Now, let’s assume “It is worse to class a customer as good when they are bad (weight = 5), than it is to class a customer as bad when they are good (weight = 1).” Please figure out which weight should be 5 and which weight should be ### 1. Then define your cost function accordingly!
# define a cost function with input "obs" being observed response
# and "pi" being predicted probability, and "pcut" being the threshold.
costfunc = function(obs, pred.p, pcut){
weight_FN = 1 # define the weight for "true=1 but pred=0" (False Neg)
weight_FP = 5 # define the weight for "true=0 but pred=1" (False Pos)
# increase weight for more important category - FN or FP
c1 = (obs==1)&(pred.p<pcut) # count for "true=1 but pred=0" (False Neg)
c0 = (obs==0)&(pred.p>=pcut) # count for "true=0 but pred=1" (False Pos)
cost = mean(weight_FN*c1 + weight_FP*c0) # misclassification with weight
return(cost) # you have to return to a value when you write R functions
} # end of the function
# define a sequence from 0.01 to 1 by 0.01
p.seq = seq(0.01, 1, 0.01)
mean_error = rep(0, length(p.seq))
for(i in 1:length(p.seq)){
mean_error[i] = costfunc(obs = credit.train$Class, pred.p = pred.glm0.train, pcut = p.seq[i])
} # end of the loop
# draw a plot with X axis being all pcut and Y axis being associated cost
plot(p.seq, mean_error)
Your observation: When we adjust our weights to give more importance on False Positives, our optimal cut-off point changes to somewhere around 0.79.
# get binary prediction
class.train_weight5 <- (pred.glm0.train> 0.79)*1
# get confusion matrix
table(credit.train$Class, class.train, dnn = c("True", "Predicted"))
## Predicted
## True 0 1
## FALSE 112 130
## TRUE 37 521
# (equal-weighted) misclassification rate
MR_train_weight5 <- mean(credit.train$Class!=class.train_weight5)
MR_train
## [1] 0.20875
Your observation: With the adjusted weight, our new misclassification rate increases to 29%, but we decreased our False Positives from 130 in our training set with equal weight down to 34 FP in after adjusting the weights.
# get binary prediction
class.test_weight5 <- (pred.glm0.test> 0.79)*1
# get confusion matrix
table(credit.test$Class, class.test_weight5, dnn = c("True", "Predicted"))
## Predicted
## True 0 1
## FALSE 49 9
## TRUE 51 91
# (equal-weighted) misclassification rate
MR_test <- mean(credit.test$Class!=class.test_weight5)
MR_test
## [1] 0.3
Your observation: Our testing dataset shows even few False Positives, now down to 9 observations.
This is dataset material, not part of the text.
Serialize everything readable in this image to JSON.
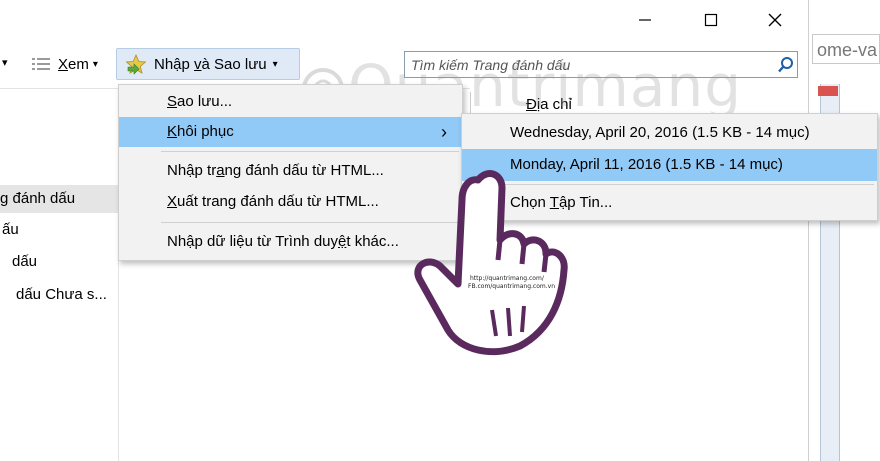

Our misclassifcation rate has stayed fairly steady, only increasing slightly from 29% to 30%.
Summarize your findings, including the optimal probability cut-off, MR and AUC (if calculated) for both in-sample and out-of-sample data. Discuss what you observed and make some suggestions on how can we improve the model.
Summary: Our in-sample MR is 0.29 and the AUC is 0.835. Our out-of-sample MR is 0.235 and the AUC is 0.809. When we adjust our weights, our in-smaple MR stays at 0.29 and the out-of-sample MR is 0.30.
If our goal is to give more importance to reducing False Positives, our best model is when we adjust the weights and run it on our testing dataset. To imporve the model, we could look at fine tuning the cut-off points (for example, run it again with a cut off of 0.795, 0.78, or 0.80 to see if we can get better results.) We could also try removing the non-signifcant variables to make the model more parsimonious while still providing accurate probability prediction.